Il grande progetto “Intelligenza artificiale basata suCortical Networks (MICrONS) è stato sviluppato in cinque anni e finanziato dall'Intelligence Advanced Research Projects Activity. Lo scopo dello studio è ottenere informazioni sui conduttori cerebrali per migliorare l'apprendimento automatico. Tuttavia, il set di dati è prezioso anche per le neuroscienze, sia per gli scienziati che cercano di capire come il cervello trasmette le informazioni lungo determinati circuiti, sia per i ricercatori biomedici che cercano di curare le malattie del cervello.

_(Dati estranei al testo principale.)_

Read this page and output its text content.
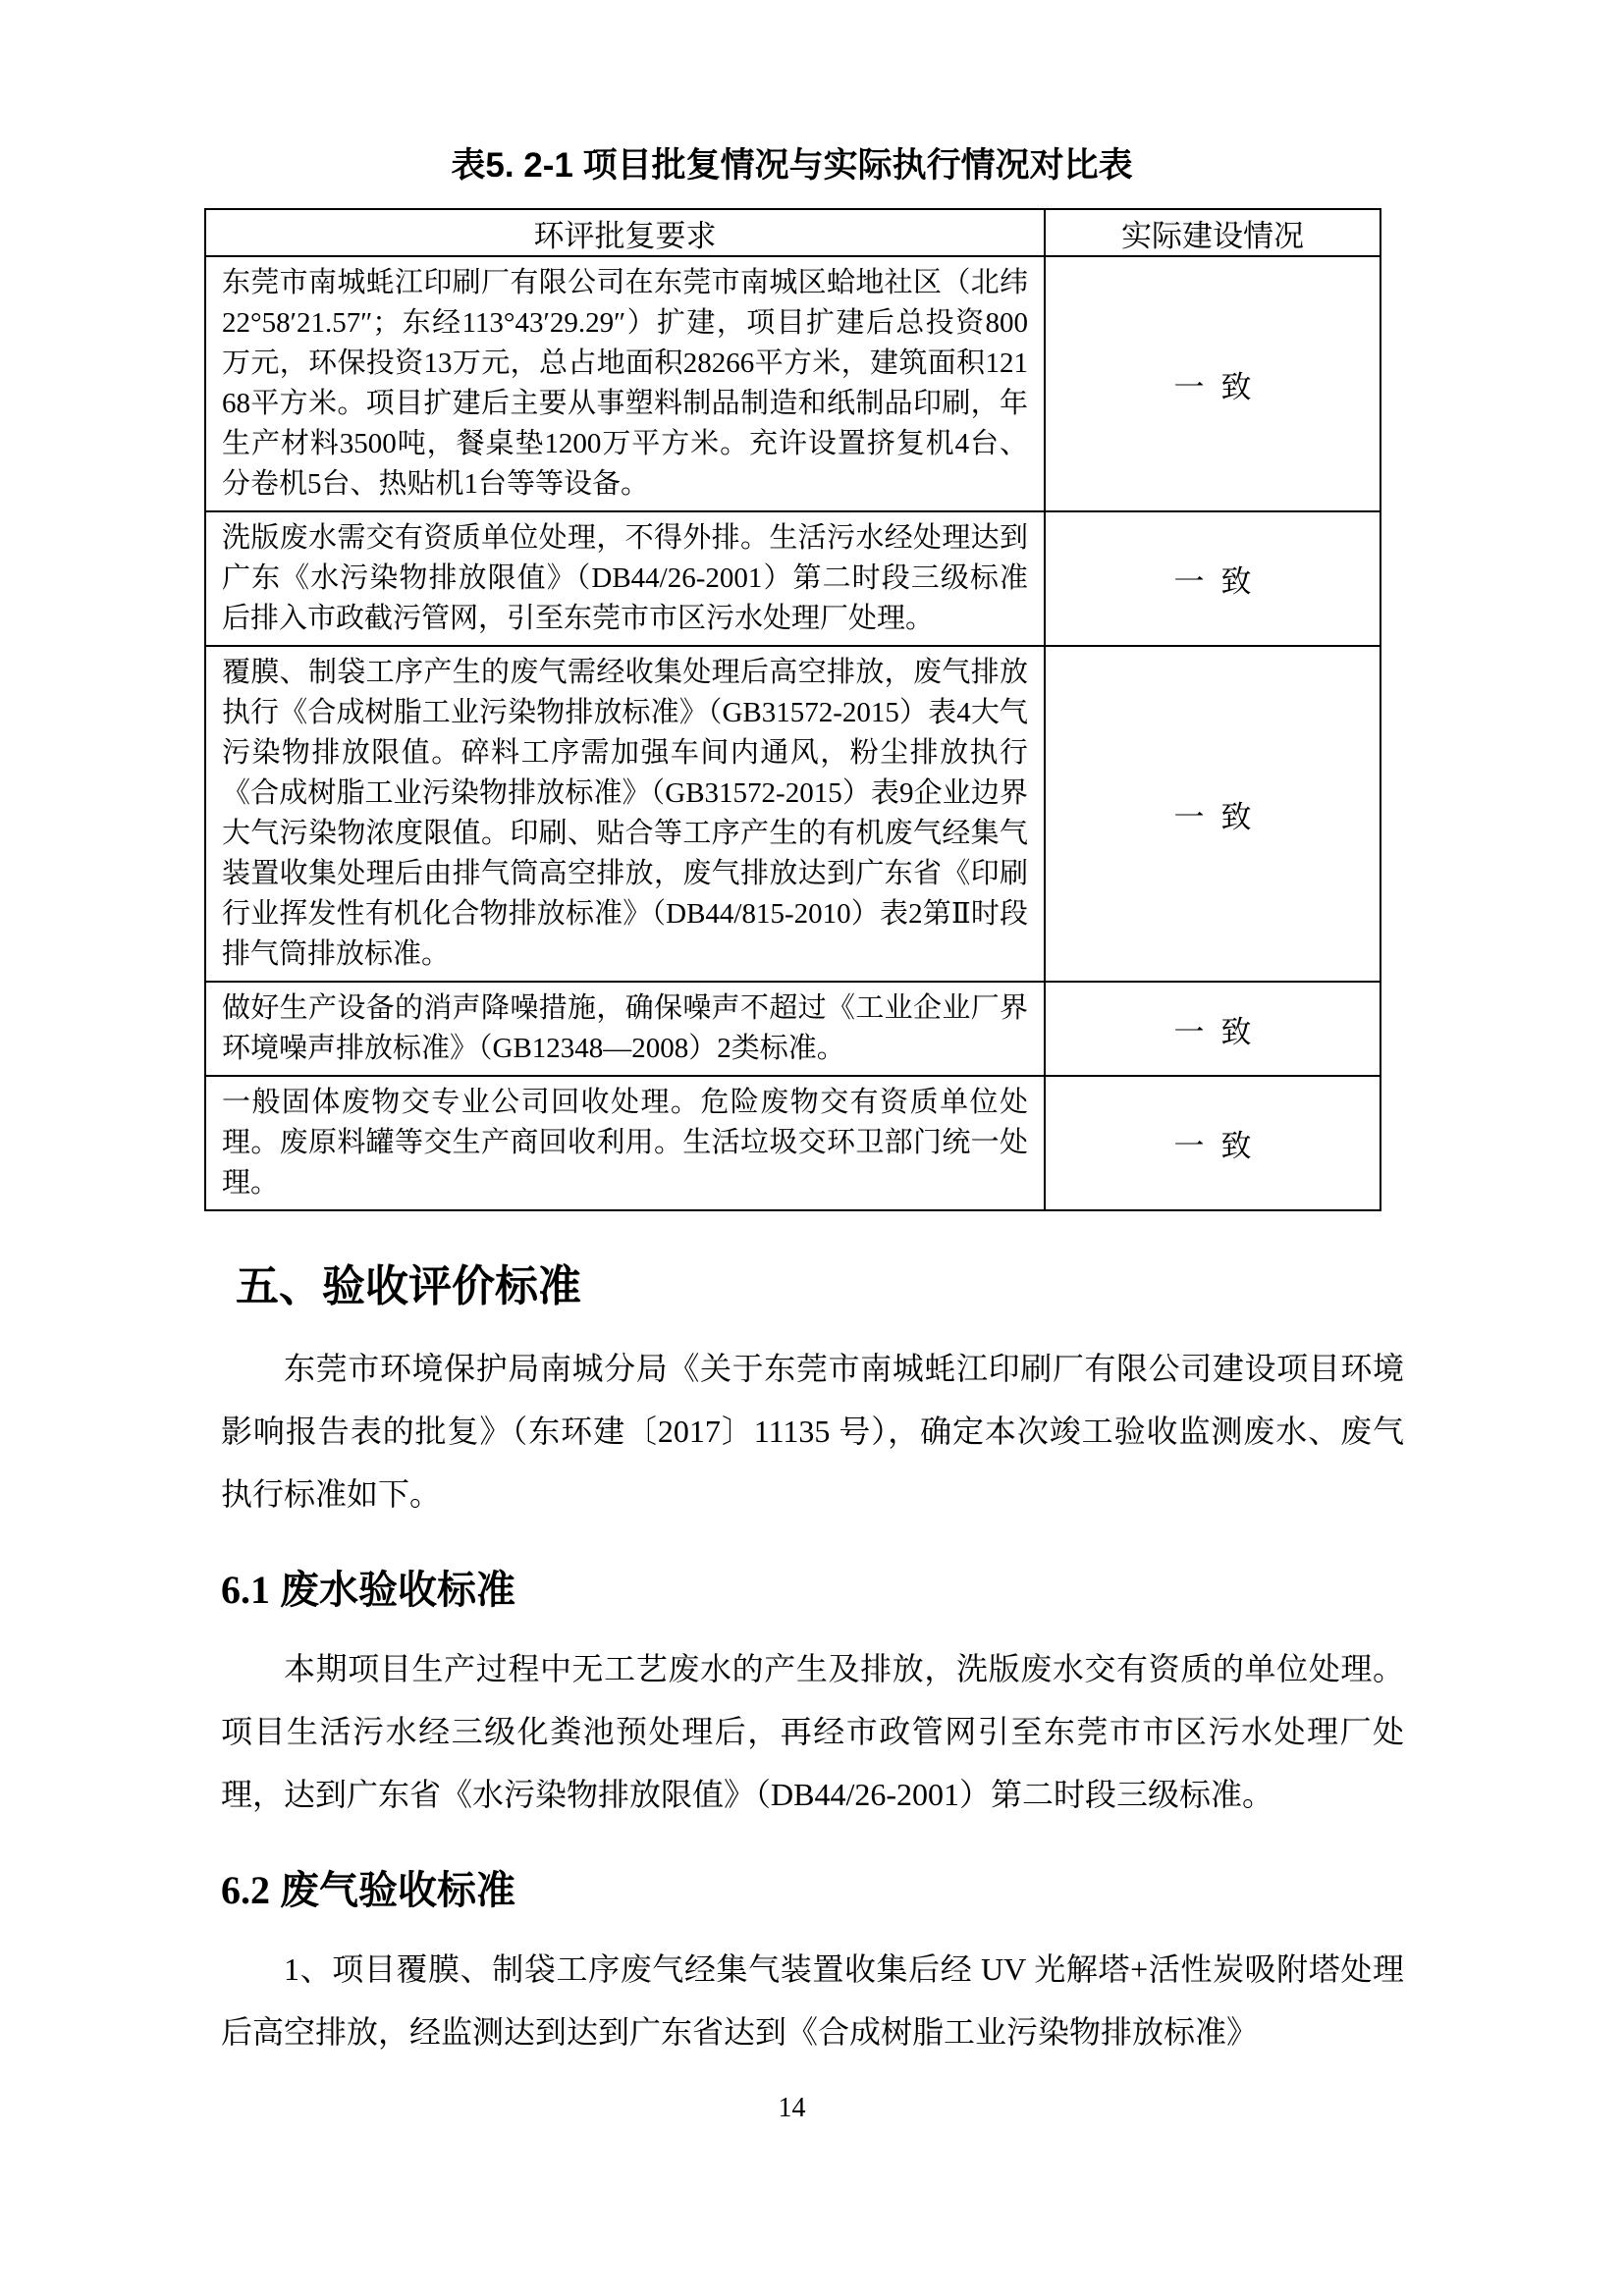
表5. 2-1 项目批复情况与实际执行情况对比表
环评批复要求	实际建设情况
东莞市南城蚝江印刷厂有限公司在东莞市南城区蛤地社区（北纬22°58′21.57″；东经113°43′29.29″）扩建，项目扩建后总投资800万元，环保投资13万元，总占地面积28266平方米，建筑面积12168平方米。项目扩建后主要从事塑料制品制造和纸制品印刷，年生产材料3500吨，餐桌垫1200万平方米。充许设置挤复机4台、分卷机5台、热贴机1台等等设备。	一致
洗版废水需交有资质单位处理，不得外排。生活污水经处理达到广东《水污染物排放限值》（DB44/26-2001）第二时段三级标准后排入市政截污管网，引至东莞市市区污水处理厂处理。	一致
覆膜、制袋工序产生的废气需经收集处理后高空排放，废气排放执行《合成树脂工业污染物排放标准》（GB31572-2015）表4大气污染物排放限值。碎料工序需加强车间内通风，粉尘排放执行《合成树脂工业污染物排放标准》（GB31572-2015）表9企业边界大气污染物浓度限值。印刷、贴合等工序产生的有机废气经集气装置收集处理后由排气筒高空排放，废气排放达到广东省《印刷行业挥发性有机化合物排放标准》（DB44/815-2010）表2第Ⅱ时段排气筒排放标准。	一致
做好生产设备的消声降噪措施，确保噪声不超过《工业企业厂界环境噪声排放标准》（GB12348—2008）2类标准。	一致
一般固体废物交专业公司回收处理。危险废物交有资质单位处理。废原料罐等交生产商回收利用。生活垃圾交环卫部门统一处理。	一致
五、验收评价标准

东莞市环境保护局南城分局《关于东莞市南城蚝江印刷厂有限公司建设项目环境影响报告表的批复》（东环建〔2017〕11135 号），确定本次竣工验收监测废水、废气执行标准如下。

6.1 废水验收标准

本期项目生产过程中无工艺废水的产生及排放，洗版废水交有资质的单位处理。项目生活污水经三级化粪池预处理后，再经市政管网引至东莞市市区污水处理厂处理，达到广东省《水污染物排放限值》（DB44/26-2001）第二时段三级标准。

6.2 废气验收标准

1、项目覆膜、制袋工序废气经集气装置收集后经 UV 光解塔+活性炭吸附塔处理后高空排放，经监测达到达到广东省达到《合成树脂工业污染物排放标准》

14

I dati MICrONS contengono la maggiore quantità dicelle e connessioni tra tutti gli insiemi simili. È così grande che può coprire interi circuiti locali e forme 3D quasi complete di singoli neuroni di topo. Alcuni neuroni effettuano connessioni su distanze incredibilmente lunghe, inviando segnali in tutto il cervello. Gli scienziati hanno scelto un volume di un millimetro cubo per coprire i circuiti in diverse aree del cervello coinvolte nella visione e allo stesso tempo trasmettere la struttura del maggior numero possibile di neuroni interi.